There are 2 nirvanas. Nirvana 1 happens if and when a local (i.e. relative)(survival) problem (i.e. a mini storm) is solved. Nirvana 1 is a very common, usually low intensity experience. It happens a thousand times a day, that is to say, every time a problem is solved or an obstacle overcome. It can be deliberately engineered at various intensities by resolving a true or a false problem suitably tweaked.

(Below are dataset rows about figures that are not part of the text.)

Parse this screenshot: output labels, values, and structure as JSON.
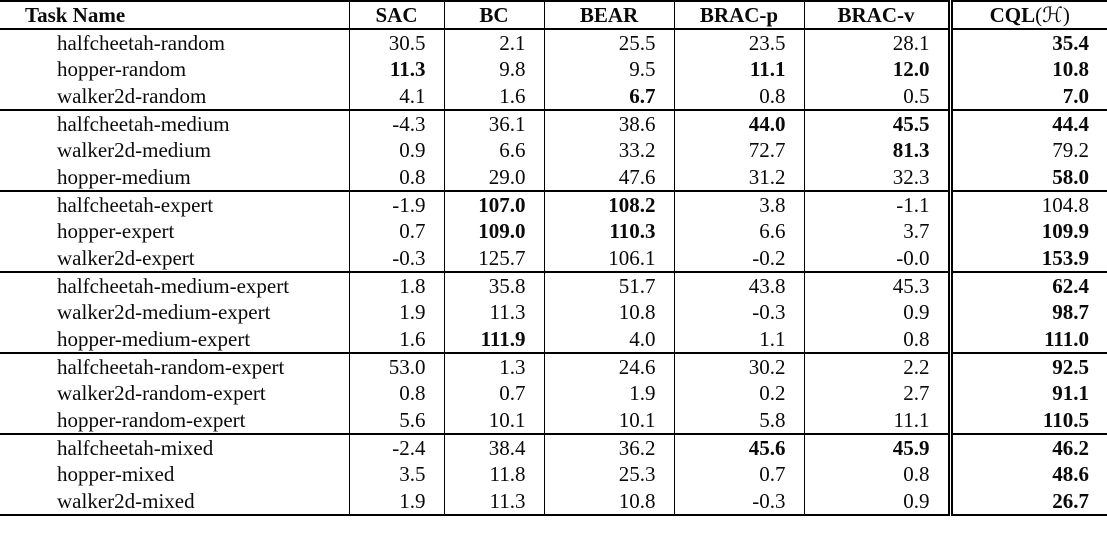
{
  "table": {
    "columns": [
      "Task Name",
      "SAC",
      "BC",
      "BEAR",
      "BRAC-p",
      "BRAC-v"
    ],
    "cql_header": {
      "prefix": "CQL",
      "arg": "(ℋ)"
    },
    "groups": [
      {
        "rows": [
          {
            "task": "halfcheetah-random",
            "values": [
              "30.5",
              "2.1",
              "25.5",
              "23.5",
              "28.1",
              "35.4"
            ],
            "bold": [
              false,
              false,
              false,
              false,
              false,
              true
            ]
          },
          {
            "task": "hopper-random",
            "values": [
              "11.3",
              "9.8",
              "9.5",
              "11.1",
              "12.0",
              "10.8"
            ],
            "bold": [
              true,
              false,
              false,
              true,
              true,
              true
            ]
          },
          {
            "task": "walker2d-random",
            "values": [
              "4.1",
              "1.6",
              "6.7",
              "0.8",
              "0.5",
              "7.0"
            ],
            "bold": [
              false,
              false,
              true,
              false,
              false,
              true
            ]
          }
        ]
      },
      {
        "rows": [
          {
            "task": "halfcheetah-medium",
            "values": [
              "-4.3",
              "36.1",
              "38.6",
              "44.0",
              "45.5",
              "44.4"
            ],
            "bold": [
              false,
              false,
              false,
              true,
              true,
              true
            ]
          },
          {
            "task": "walker2d-medium",
            "values": [
              "0.9",
              "6.6",
              "33.2",
              "72.7",
              "81.3",
              "79.2"
            ],
            "bold": [
              false,
              false,
              false,
              false,
              true,
              false
            ]
          },
          {
            "task": "hopper-medium",
            "values": [
              "0.8",
              "29.0",
              "47.6",
              "31.2",
              "32.3",
              "58.0"
            ],
            "bold": [
              false,
              false,
              false,
              false,
              false,
              true
            ]
          }
        ]
      },
      {
        "rows": [
          {
            "task": "halfcheetah-expert",
            "values": [
              "-1.9",
              "107.0",
              "108.2",
              "3.8",
              "-1.1",
              "104.8"
            ],
            "bold": [
              false,
              true,
              true,
              false,
              false,
              false
            ]
          },
          {
            "task": "hopper-expert",
            "values": [
              "0.7",
              "109.0",
              "110.3",
              "6.6",
              "3.7",
              "109.9"
            ],
            "bold": [
              false,
              true,
              true,
              false,
              false,
              true
            ]
          },
          {
            "task": "walker2d-expert",
            "values": [
              "-0.3",
              "125.7",
              "106.1",
              "-0.2",
              "-0.0",
              "153.9"
            ],
            "bold": [
              false,
              false,
              false,
              false,
              false,
              true
            ]
          }
        ]
      },
      {
        "rows": [
          {
            "task": "halfcheetah-medium-expert",
            "values": [
              "1.8",
              "35.8",
              "51.7",
              "43.8",
              "45.3",
              "62.4"
            ],
            "bold": [
              false,
              false,
              false,
              false,
              false,
              true
            ]
          },
          {
            "task": "walker2d-medium-expert",
            "values": [
              "1.9",
              "11.3",
              "10.8",
              "-0.3",
              "0.9",
              "98.7"
            ],
            "bold": [
              false,
              false,
              false,
              false,
              false,
              true
            ]
          },
          {
            "task": "hopper-medium-expert",
            "values": [
              "1.6",
              "111.9",
              "4.0",
              "1.1",
              "0.8",
              "111.0"
            ],
            "bold": [
              false,
              true,
              false,
              false,
              false,
              true
            ]
          }
        ]
      },
      {
        "rows": [
          {
            "task": "halfcheetah-random-expert",
            "values": [
              "53.0",
              "1.3",
              "24.6",
              "30.2",
              "2.2",
              "92.5"
            ],
            "bold": [
              false,
              false,
              false,
              false,
              false,
              true
            ]
          },
          {
            "task": "walker2d-random-expert",
            "values": [
              "0.8",
              "0.7",
              "1.9",
              "0.2",
              "2.7",
              "91.1"
            ],
            "bold": [
              false,
              false,
              false,
              false,
              false,
              true
            ]
          },
          {
            "task": "hopper-random-expert",
            "values": [
              "5.6",
              "10.1",
              "10.1",
              "5.8",
              "11.1",
              "110.5"
            ],
            "bold": [
              false,
              false,
              false,
              false,
              false,
              true
            ]
          }
        ]
      },
      {
        "rows": [
          {
            "task": "halfcheetah-mixed",
            "values": [
              "-2.4",
              "38.4",
              "36.2",
              "45.6",
              "45.9",
              "46.2"
            ],
            "bold": [
              false,
              false,
              false,
              true,
              true,
              true
            ]
          },
          {
            "task": "hopper-mixed",
            "values": [
              "3.5",
              "11.8",
              "25.3",
              "0.7",
              "0.8",
              "48.6"
            ],
            "bold": [
              false,
              false,
              false,
              false,
              false,
              true
            ]
          },
          {
            "task": "walker2d-mixed",
            "values": [
              "1.9",
              "11.3",
              "10.8",
              "-0.3",
              "0.9",
              "26.7"
            ],
            "bold": [
              false,
              false,
              false,
              false,
              false,
              true
            ]
          }
        ]
      }
    ]
  }
}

During nirvana 1 the Nirvana man/woman ‘waits’ @ (a relative) rest (i.e. on ‘standy by’ or in a relative ‘sleep state’) because he/she does not respond (or contend).

 

 

Nirvana 2, called parinirvana, happens if and when the whole (or absolute) survival problem, as endless sequence of mini-storms is resolved, that is to say, by death.

 

@ (everyday) nirvana 1 a person (to wit, a conditioned appearance) has become liberated from a particular world (or indeed, from relativity, i.e. from an aspect of Samsara). @ Pari-nirvana (nirvana 2) a person becomes wholly liberated from the (storm) of the world/relativity (i.e. of Samsara), hence ceases completely as a person though leaving some (karmic) residue.

 

*... Early Buddhism describes bio- or gaia-logical transformations. There is in early Buddhism no concept of the ‘spiritual’. Buddhism was not and is not a ‘spiritual path,’ notwithstanding the verbose nonsense put out by Tibetan Tantrics.